【VBA×WindowsAPI】Buttonコントロールを操作する
Buttnコントロール(プッシュボタン/オプションボタン/チェックボックス)は、ユーザーがクリックした際に何らかのアクションを発生させるためのコントロールです。本来、Excel VBAだけでは操作不能なExcel以外のアプリケーションのButtonコントロールですが、Windows APIと組み合わせることでボタンの押下をプログラムとして処理することが可能になります。これにより、ユーザーが手入力している作業をExcel外の領域でも自動化することができます。
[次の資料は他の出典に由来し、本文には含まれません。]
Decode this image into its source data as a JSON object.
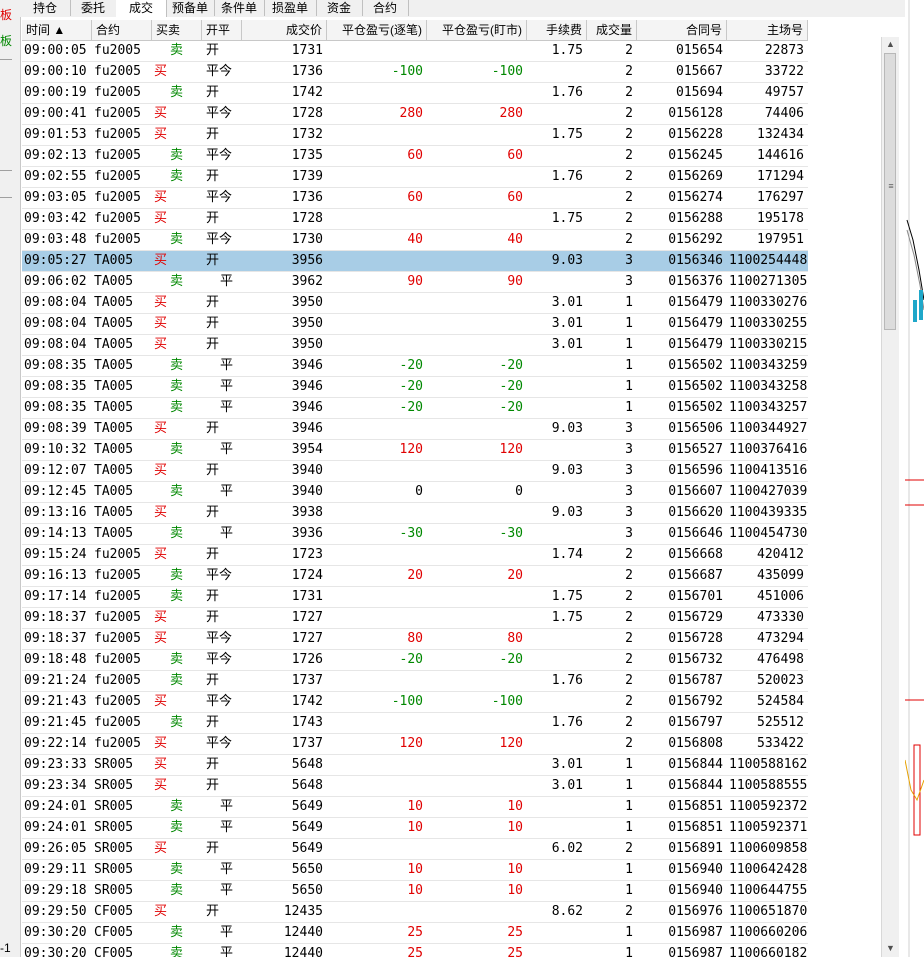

本ページではそんなButtonコントロールをVBAで操作する方法について解説していきます。コントロールの種類の調べ方をはじめ、テキストボックスやコンボボックス等のその他コントロールの自動化は下記メインページを参照下さい。
Buttonコントロールを操作
Buttonコントロールはユーザーがクリックすることで何らかのアクションが実行されるコントロールです。名前からするといわゆる”プッシュボタン”がイメージされがちですが、チェックボックスやオプションボタン(ラジオボタン)などもこのButtonコントロールに含まれています。
本ページではButtonコントロールに対して「ボタンを押下する方法(プッシュ/オプションボタン)」「値を切り替える方法(チェックボックス)」「値を取得する方法(チェックボックス)」の3つの方法を解説します。RPA操作において操作の最後は[実行]ボタンや[保存]ボタンのようなプッシュボタンの押下であるケースが多いため、Buttonコントロールの操作はかなり重要な要素の1つとなります。
VBAで別アプリケーションのButtonコントロールを操作するには下記のWindows APIを利用します。
それぞれ関数のより詳細な使い方の解説は各関数のリンクページを参照下さい。
FindWindow関数 :指定のウィンドウのハンドルを取得する
FindWindowEx関数 :指定のウィンドウ内にある子ウィンドウのハンドルを取得する
SendMessage関数 :指定のウィンドウにメッセージを送信する
「そもそもWindows APIって何?」という方はコチラ(メインページ)も併せて参照下さい。
サンプルコード
指定のButtonコントロールを操作するサンプルコードは下記の通りです。プッシュボタンの押下、オプションボタンの押下(切り替え)、チェックボックスの値の取得と切り替えを行っています。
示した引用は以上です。